L’Observatoire des politiques culturelles a organisé, en novembre 2003, un séminaire de recherche, d’observation et de réflexion en partenariat avec la DIV et la DDAT, avec l’appui de l’Association des directeurs des affaires culturelles des grandes villes de France. Il était structuré en deux parties distinctes et complémentaires. Les deux premiers jours, orientés sur la relation entre dynamique culturelle et développement urbain, ont tenté de rendre compte de recherches récentes ou en cours sur ce thème et de faire émerger de nouveaux questionnements. Les deux derniers jours, qui concernaient essentiellement les praticiens, ont marqué un temps de réflexion sur la relation entre le développement culturel et la politique de la ville, en questionnant, de manière sous­jacente, les dynamiques urbaines contemporaines.

Prenant acte de la multiplication des évaluations conduites dans le champ urbain depuis une vingtaine d’années, ses organisateurs souhaitaient permettre le débat à partir de recherches récentes posant la question du lien entre culture et développement urbain mais également construire des passerelles entre chercheurs et praticiens. Dans le détail, le premier séminaire s’est organisé autour de réflexions portant sur les espaces et les temporalités urbaines, sur les dispositifs et sur les enjeux contemporains au regard desquels la question culturelle est singulièrement remaniée.
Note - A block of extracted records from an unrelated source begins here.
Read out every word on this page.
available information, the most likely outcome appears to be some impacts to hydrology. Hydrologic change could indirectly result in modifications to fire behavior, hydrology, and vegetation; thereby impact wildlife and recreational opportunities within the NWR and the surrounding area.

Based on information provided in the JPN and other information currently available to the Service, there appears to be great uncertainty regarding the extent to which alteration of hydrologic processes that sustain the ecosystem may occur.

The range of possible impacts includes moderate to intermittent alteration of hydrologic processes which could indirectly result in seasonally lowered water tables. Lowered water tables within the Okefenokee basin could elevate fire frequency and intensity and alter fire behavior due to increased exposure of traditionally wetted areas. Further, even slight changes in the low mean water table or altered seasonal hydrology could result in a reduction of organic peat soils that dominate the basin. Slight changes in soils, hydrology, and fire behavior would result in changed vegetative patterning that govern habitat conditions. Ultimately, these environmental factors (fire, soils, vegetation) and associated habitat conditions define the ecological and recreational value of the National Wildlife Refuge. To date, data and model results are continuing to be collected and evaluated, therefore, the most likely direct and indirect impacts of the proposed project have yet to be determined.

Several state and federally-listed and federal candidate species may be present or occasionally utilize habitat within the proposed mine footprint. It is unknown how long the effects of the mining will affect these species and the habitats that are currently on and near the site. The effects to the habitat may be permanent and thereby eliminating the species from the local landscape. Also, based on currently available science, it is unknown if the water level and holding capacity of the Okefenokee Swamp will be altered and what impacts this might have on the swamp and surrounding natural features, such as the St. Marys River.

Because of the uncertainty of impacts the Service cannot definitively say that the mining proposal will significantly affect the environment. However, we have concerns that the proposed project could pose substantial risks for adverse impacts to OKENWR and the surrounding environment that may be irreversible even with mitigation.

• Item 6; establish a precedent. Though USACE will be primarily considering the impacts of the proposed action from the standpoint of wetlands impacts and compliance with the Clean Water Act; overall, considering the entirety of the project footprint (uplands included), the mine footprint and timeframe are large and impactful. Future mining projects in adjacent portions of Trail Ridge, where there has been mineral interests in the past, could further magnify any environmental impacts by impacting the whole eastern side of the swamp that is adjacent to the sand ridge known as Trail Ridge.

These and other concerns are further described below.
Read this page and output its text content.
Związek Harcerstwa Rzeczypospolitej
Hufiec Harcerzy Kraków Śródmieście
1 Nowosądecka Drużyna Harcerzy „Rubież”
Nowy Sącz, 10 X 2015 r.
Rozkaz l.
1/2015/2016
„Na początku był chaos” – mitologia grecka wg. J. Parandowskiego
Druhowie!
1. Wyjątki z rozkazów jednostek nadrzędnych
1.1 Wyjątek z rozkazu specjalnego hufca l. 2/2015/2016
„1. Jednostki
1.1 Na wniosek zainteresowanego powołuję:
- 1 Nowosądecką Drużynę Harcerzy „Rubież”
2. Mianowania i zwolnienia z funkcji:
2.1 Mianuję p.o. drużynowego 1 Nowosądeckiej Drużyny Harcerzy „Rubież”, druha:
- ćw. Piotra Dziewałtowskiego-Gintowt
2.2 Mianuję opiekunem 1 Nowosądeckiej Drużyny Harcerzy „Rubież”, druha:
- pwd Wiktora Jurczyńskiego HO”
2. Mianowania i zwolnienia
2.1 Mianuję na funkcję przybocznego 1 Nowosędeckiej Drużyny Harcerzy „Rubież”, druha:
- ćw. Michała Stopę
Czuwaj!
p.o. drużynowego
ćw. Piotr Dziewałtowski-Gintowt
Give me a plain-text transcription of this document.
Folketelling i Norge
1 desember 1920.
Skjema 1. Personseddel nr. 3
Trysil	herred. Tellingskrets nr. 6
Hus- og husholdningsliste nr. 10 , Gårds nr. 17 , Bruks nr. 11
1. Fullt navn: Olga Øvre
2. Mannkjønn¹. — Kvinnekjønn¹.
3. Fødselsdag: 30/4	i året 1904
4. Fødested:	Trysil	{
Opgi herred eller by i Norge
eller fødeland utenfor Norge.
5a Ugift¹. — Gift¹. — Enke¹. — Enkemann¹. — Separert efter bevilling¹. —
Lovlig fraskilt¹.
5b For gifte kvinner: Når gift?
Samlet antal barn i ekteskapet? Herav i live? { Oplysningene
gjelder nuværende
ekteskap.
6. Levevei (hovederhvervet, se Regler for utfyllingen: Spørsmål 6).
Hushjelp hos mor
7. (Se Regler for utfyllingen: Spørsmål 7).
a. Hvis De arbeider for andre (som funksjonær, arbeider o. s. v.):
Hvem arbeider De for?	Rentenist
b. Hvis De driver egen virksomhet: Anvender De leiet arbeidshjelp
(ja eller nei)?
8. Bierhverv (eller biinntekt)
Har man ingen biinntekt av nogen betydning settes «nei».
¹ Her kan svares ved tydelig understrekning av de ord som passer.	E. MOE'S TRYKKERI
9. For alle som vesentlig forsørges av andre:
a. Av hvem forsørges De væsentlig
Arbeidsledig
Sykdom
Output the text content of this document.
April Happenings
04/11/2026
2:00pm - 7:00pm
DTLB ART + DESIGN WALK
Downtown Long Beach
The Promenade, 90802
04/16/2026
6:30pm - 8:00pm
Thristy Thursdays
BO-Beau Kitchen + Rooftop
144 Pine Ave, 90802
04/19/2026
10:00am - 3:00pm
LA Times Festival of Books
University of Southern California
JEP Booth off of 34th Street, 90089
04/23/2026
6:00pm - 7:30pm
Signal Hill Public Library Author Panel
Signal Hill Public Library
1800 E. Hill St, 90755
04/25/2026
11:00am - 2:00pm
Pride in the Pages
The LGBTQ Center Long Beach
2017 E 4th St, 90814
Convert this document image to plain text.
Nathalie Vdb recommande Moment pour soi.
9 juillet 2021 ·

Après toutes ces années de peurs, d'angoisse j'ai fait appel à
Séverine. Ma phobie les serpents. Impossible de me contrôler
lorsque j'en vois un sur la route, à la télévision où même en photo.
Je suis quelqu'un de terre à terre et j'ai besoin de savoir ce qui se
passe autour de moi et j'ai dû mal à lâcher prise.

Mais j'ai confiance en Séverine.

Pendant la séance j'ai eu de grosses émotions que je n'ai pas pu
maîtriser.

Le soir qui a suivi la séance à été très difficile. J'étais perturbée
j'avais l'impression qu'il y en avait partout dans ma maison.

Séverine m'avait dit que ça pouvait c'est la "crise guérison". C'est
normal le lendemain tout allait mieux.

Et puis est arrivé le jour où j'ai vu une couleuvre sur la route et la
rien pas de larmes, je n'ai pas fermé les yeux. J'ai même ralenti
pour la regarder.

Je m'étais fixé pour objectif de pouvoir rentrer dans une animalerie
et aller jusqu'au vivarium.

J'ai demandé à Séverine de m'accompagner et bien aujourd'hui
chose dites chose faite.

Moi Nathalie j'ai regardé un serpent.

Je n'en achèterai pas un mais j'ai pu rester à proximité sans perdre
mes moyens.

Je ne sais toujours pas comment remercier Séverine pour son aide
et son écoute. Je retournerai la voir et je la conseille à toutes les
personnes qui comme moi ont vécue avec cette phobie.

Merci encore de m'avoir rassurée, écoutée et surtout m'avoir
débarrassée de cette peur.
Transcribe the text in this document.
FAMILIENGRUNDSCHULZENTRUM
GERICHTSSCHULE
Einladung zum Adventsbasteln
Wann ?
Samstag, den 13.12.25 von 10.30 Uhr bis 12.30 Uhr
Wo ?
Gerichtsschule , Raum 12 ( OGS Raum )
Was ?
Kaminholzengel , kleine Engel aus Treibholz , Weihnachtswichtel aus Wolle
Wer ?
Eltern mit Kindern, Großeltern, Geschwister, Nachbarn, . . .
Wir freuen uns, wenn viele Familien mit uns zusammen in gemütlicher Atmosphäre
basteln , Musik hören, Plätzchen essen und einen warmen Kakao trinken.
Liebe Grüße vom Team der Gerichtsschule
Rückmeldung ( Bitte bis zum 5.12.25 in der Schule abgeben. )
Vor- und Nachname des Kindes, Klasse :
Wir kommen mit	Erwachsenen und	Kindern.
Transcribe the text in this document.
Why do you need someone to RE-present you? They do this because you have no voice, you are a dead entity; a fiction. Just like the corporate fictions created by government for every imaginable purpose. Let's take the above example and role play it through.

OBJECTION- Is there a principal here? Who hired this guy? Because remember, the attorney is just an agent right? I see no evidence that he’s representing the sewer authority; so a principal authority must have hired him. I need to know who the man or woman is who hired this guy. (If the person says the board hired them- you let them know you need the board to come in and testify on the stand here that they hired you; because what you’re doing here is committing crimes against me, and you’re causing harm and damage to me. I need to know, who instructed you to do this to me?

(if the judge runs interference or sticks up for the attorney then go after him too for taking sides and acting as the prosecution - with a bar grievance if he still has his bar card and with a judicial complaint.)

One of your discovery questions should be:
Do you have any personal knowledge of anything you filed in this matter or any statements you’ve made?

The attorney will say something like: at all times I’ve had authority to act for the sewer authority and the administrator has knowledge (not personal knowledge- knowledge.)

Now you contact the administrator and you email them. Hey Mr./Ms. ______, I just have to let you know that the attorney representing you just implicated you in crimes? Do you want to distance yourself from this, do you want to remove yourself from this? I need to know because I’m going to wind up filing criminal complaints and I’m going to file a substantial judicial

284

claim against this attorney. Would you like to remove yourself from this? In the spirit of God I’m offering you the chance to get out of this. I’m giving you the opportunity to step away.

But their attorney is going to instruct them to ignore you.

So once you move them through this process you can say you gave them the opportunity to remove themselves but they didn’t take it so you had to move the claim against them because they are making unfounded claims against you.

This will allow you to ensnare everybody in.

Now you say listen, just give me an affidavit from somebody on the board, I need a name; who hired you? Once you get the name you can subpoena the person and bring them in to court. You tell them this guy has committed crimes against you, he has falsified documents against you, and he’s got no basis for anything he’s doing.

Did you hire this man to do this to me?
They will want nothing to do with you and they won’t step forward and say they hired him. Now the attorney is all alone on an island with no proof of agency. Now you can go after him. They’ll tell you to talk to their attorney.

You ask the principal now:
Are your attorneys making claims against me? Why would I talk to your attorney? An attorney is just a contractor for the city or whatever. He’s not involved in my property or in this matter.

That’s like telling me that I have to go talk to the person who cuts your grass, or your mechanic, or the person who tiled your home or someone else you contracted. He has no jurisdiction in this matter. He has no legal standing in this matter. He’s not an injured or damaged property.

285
Le second s’est orienté vers une approche plus précise autour des dispositifs de la politique de la ville.

Si nous ne sommes pas sûrs que le séminaire a parfaitement répondu aux objectifs fixés (mais quel séminaire le pourrait ?), on ne peut que se féliciter de la vitalité des débats engagés à cette occasion. Aussi, en faire la synthèse en quelques pages tient de la gageure. Nous nous risquons cependant à l’exercice, même s’il est périlleux à deux mains, en essayant de tirer plusieurs fils conducteurs : les usages sociaux et institutionnels de la culture, les effets sociaux des actions conduites dans le domaine culturel, les enjeux démocratiques du développement culturel, la question de la culture dans la ville, et enfin, celle des mots pièges et du rapport entre chercheur et monde social. iLes usages sociaux et institutionnels de la culture urbaine

Au cœur des discussions est revenue, avec insistance, la question de la pluralité des conceptions de la culture. Claude Jacquier1, recensant les projets culturels dans les villes européennes, soulignait la diversité des formes d’expression (manifestations visibles dans l’espace urbain, grands équipements, approches ethnoculturelles valorisant les cultures d’origine, etc.) et l’importance de la reconnaissance de la pluralité des formes d’expression culturelle. Il en tirait d’ailleurs la conclusion que la France, si elle avait été novatrice en matière de croisement entre culture et développement social urbain, au cours des années 80, gagnerait à s’inspirer des projets portés dans de nombreux pays européens qui reposent bien souvent sur une approche élargie de ce qu’est la culture.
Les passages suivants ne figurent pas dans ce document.